Gretchen Hall, CEO of the Little Rock Convention and Visitors Bureau, likes the numbers she sees.
Last year, Pulaski County accounted for 13,000 travel-related jobs and 6.1 million visitors who spent nearly $1.8 billion in travel expenditures. That translates into more than $31 million in travel-related local taxes and $69 million in travel-related state taxes.
Why is the capital city so attractive for visitors?
“Our location,” says Hall, who appeared on this week’s edition of Talk Business & Politics. “We’re pretty easy to get to. We’re less congested. We have a lot of variety as far as our amenities go. We’re conveniently located within the country… and I think people are staying a little closer to home. It’s an economical option for people to have a short vacation here in Little Rock.”
Recently, PBS’ award-winning travel expert Darley Newman was in town to tape an episode of “Travels with Darley,” a program that highlights unique vacation getaways. Newman put together a “16 in 48” packagethat singles out 16 things to do in Little Rock in 48 hours.
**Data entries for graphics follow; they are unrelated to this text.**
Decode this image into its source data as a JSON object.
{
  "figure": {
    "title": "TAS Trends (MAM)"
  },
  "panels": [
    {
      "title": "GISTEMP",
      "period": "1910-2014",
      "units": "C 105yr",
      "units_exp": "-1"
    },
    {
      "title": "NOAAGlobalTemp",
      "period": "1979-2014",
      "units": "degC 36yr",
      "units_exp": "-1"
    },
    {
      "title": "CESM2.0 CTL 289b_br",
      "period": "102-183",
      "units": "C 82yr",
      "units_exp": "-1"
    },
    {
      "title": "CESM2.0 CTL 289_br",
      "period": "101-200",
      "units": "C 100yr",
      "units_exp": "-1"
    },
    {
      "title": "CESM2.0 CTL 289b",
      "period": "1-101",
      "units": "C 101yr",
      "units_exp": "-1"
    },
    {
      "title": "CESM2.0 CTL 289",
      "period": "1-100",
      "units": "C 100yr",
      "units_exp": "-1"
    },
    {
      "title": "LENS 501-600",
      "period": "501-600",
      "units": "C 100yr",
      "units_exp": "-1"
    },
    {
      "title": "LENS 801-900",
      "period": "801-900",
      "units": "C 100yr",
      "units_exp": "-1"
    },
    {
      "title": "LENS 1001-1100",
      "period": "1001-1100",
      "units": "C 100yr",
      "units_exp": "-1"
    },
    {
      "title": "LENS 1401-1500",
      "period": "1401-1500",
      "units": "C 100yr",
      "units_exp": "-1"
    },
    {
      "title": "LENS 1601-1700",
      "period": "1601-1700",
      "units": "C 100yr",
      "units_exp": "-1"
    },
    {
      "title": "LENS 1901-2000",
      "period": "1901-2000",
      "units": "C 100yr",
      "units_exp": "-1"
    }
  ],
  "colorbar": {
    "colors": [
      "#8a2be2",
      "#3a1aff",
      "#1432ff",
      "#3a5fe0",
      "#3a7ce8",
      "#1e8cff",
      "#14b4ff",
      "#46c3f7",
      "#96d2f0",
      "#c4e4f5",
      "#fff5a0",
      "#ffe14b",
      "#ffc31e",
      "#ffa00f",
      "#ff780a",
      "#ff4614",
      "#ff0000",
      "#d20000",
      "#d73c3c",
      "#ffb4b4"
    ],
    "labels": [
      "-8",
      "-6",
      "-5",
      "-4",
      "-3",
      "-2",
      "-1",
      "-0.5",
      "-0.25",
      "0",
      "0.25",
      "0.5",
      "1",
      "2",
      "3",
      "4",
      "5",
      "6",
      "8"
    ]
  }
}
The list includes bike tours, Sims BBQ, the River Lights, and several local breweries.
In November 2016, the LRCVB will re-open the historic Robinson Center Auditorium, which is undergoing a $70 million renovation. The new music hall and convention space will feature a state-of-the-art performance hall and a conference center overlooking the Arkansas River. It will also offer one of the largest meeting spaces outdoors in Arkansas. Already, national conventions such as the Sweet Adelines have already booked the space. So has the Governor’s conference on tourism and the traveling Broadway series will return to Robinson with Phantom of the Opera.
While that’s music to Hall’s ears, she says it’s already time to plan for the next growth phase.
“I think infrastructure is going to be key for our growth in the future,” Hall said.
Although nice-sized hotels have sprouted throughout downtown Little Rock, they are all in the 100-125 room range. Hall contends that more convention and travel business will grow in central Arkansas if locals continue to invest in the right facilities.
“We are seeing the utilization of the Statehouse Convention Center continue to grow year-after-year. So in the very near future, we’re going to need to talk about expanding that convention center. With that also needs to come an expansion of the hotel rooms adjacent and connected to it,” she says.
“In addition, we’re looking at the need for an indoor, multi-sport sports facility. We did a research study for that and a feasibility study last year and rolled that out. We’re still looking for funding opportunities, but I think there’s huge potential for increased business there if we can build the right sports facility for youth sports.”